Kata dia, bahwa Gubernur Bali menyelenggarakan Hari Arak Bali memiliki tujuan. Yakni, pertama untuk mengenangkan pengundangan Peraturan Gubernur Bali Nomor 1 Tahun 2020 tentang Tata Kelola Minuman Fermentasi dan/atau Destilasi Khas Bali sebagai tonggak perubahan status yang mengangkat keberadaan, nilai, dan harkat Arak Bali.
Tujuan kedua, mengajak seluruh Masyarakat Bali, Pemerintah Daerah di Bali dan Pelaku Usaha menjadikan tanggal 29 Januari sebagai hari kesadaran kolektif Masyarakat Bali terhadap keberadaan, nilai, dan harkat Arak Bali.

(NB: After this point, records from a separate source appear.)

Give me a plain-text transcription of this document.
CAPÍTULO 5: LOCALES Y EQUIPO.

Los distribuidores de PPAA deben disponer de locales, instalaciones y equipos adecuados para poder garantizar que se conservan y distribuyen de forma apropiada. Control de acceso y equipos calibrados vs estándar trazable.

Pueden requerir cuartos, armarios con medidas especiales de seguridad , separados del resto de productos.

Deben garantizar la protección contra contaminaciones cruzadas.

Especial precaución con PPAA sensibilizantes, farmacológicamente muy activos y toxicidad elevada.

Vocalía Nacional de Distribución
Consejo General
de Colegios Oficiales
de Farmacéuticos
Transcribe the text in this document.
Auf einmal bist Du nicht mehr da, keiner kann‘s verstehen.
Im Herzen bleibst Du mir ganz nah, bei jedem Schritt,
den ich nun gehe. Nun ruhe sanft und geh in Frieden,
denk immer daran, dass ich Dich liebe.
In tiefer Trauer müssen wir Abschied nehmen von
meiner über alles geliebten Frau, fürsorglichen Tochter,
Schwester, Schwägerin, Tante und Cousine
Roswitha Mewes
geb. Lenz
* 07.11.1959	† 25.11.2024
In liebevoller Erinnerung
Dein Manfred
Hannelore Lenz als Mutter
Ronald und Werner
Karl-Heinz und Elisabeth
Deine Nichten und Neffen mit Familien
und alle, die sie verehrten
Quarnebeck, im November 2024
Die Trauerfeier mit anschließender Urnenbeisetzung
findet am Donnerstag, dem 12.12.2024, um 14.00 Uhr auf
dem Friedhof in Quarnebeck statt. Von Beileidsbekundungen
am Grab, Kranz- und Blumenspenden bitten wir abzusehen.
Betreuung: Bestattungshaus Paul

Tujuan Ketiga, melindungi dan memelihara arak Bali sesuai dengan nilai-nilai budaya, serta memberdayakan, memasarkan, dan memanfaatkan arak Bali sebagai ekonomi rakyat secara berkelanjutan.
Tujuan keempat, menghimbau seluruh Masyarakat, Pemerintah Daerah, dan Pelaku Usaha agar menghindarkan pemanfaatan Arak Bali untuk kegiatan yang bertentangan dengan nilai-nilai esensial Arak Bali dan Peraturan Perundang-undangan yang berlaku.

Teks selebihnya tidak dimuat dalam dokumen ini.